Ever eat at an upscale restaurant only to find yourself in the uncomfortable position of being the person to taste the wine? They uncork it and pour a tiny amount into your glass and then just stand there expectantly. I never know what to do in that situation. Thankfully I’ve learned how to fake it as of late.
First, you must make a display of examining the bottle. Remark out loud in a somewhat stuffy fashion about the maker and the year. When the small helping has been poured into your cup, check the color. If it is totally clear, it’s water, if it is any other color, it’s probably what you are looking for. Here comes the fun part, the swirl. Go crazy with this! Apparently the swirl releases the smells of the wine. My theory is that the harder you swirl, the more smell will come. I get pretty into this part; with considerable gusto, I swirl my glass until the contents almost reaches the rim, then my Mom slaps my hand and tells me to knock it off. But I’m not done yet, oh no. I proceed to the wine sniffing step. Observing the subtle smells and odors wafting out of my glass, I start to list off the smorgasbord of flavors I am smelling (that I had just read off the wine description in the menu).

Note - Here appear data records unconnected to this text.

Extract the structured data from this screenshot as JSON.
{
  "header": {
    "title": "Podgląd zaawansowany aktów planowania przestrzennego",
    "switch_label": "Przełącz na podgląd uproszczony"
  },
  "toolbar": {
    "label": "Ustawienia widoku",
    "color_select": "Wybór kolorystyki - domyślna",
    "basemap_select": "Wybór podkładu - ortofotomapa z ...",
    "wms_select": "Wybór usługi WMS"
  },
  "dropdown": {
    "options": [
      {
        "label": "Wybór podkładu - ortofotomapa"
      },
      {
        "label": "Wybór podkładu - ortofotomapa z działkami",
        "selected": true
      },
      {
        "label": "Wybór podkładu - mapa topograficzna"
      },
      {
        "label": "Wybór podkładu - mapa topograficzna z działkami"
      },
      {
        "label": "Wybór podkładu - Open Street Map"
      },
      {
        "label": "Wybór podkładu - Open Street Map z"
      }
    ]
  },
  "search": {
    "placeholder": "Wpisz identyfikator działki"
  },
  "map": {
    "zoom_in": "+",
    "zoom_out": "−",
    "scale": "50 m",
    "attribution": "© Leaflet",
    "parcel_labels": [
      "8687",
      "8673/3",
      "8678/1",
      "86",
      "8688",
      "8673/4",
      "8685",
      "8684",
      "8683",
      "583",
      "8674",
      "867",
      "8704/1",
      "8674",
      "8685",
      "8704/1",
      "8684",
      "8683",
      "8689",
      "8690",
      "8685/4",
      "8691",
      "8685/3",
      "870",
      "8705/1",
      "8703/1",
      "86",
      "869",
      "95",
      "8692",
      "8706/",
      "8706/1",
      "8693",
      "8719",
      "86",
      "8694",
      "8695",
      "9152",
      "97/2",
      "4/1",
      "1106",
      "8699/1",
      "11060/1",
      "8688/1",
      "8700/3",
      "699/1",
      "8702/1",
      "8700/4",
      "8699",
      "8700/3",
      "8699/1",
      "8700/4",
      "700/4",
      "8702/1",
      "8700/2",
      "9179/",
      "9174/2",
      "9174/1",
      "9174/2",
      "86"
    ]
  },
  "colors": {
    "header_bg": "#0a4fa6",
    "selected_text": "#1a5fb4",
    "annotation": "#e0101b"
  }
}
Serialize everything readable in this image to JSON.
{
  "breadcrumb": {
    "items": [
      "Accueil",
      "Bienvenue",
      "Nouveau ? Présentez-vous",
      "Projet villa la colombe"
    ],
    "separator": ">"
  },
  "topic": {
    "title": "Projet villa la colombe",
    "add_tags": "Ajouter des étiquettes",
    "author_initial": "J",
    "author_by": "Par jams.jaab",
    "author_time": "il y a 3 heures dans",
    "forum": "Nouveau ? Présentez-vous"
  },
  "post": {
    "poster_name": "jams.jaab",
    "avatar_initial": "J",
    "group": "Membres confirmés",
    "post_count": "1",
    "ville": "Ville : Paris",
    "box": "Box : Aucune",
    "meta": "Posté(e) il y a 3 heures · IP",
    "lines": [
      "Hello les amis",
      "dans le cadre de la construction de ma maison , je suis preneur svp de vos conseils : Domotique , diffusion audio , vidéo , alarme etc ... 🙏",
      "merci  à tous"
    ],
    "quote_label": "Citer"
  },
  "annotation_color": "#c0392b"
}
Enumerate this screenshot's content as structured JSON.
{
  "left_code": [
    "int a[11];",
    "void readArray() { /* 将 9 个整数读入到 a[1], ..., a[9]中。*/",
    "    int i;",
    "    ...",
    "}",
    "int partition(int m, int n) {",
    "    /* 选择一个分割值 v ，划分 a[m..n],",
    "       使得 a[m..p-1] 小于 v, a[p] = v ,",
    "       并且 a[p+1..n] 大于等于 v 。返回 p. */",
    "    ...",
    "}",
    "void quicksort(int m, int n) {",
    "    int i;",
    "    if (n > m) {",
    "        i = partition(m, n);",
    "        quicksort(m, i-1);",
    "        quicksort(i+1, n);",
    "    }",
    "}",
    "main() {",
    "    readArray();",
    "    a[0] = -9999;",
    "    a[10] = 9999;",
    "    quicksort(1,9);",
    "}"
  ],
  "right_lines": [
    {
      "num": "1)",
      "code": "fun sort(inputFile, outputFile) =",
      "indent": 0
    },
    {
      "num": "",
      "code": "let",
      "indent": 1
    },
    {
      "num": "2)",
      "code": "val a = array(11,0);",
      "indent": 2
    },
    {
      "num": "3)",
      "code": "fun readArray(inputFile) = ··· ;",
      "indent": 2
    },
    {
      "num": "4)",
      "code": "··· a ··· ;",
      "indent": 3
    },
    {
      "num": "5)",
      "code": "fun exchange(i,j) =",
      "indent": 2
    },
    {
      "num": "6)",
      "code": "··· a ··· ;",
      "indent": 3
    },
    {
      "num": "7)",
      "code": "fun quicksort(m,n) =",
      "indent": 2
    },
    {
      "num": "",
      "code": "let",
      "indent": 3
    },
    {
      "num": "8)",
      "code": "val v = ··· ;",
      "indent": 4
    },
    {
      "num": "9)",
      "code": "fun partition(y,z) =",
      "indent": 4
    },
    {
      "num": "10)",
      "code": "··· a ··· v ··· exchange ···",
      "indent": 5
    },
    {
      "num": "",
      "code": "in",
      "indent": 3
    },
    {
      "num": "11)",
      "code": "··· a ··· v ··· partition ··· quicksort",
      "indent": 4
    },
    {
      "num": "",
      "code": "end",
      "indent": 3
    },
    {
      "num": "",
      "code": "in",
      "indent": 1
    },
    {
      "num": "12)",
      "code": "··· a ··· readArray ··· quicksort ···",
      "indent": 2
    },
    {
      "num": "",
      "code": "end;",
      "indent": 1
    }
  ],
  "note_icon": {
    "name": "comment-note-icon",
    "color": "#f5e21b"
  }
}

It is time for the first sip. I saw in a movie that you’re supposed to slurp and so slurp I do (I tried to add a gargle once but it went down the wrong pipe and I coughed it up all over the table). After making as many offensive noises as I can muster I swallow the substance. “Excellent!” I declare knowingly. The waiter looks satisfied, slightly disgusted but satisfied nonetheless and dinner carries on.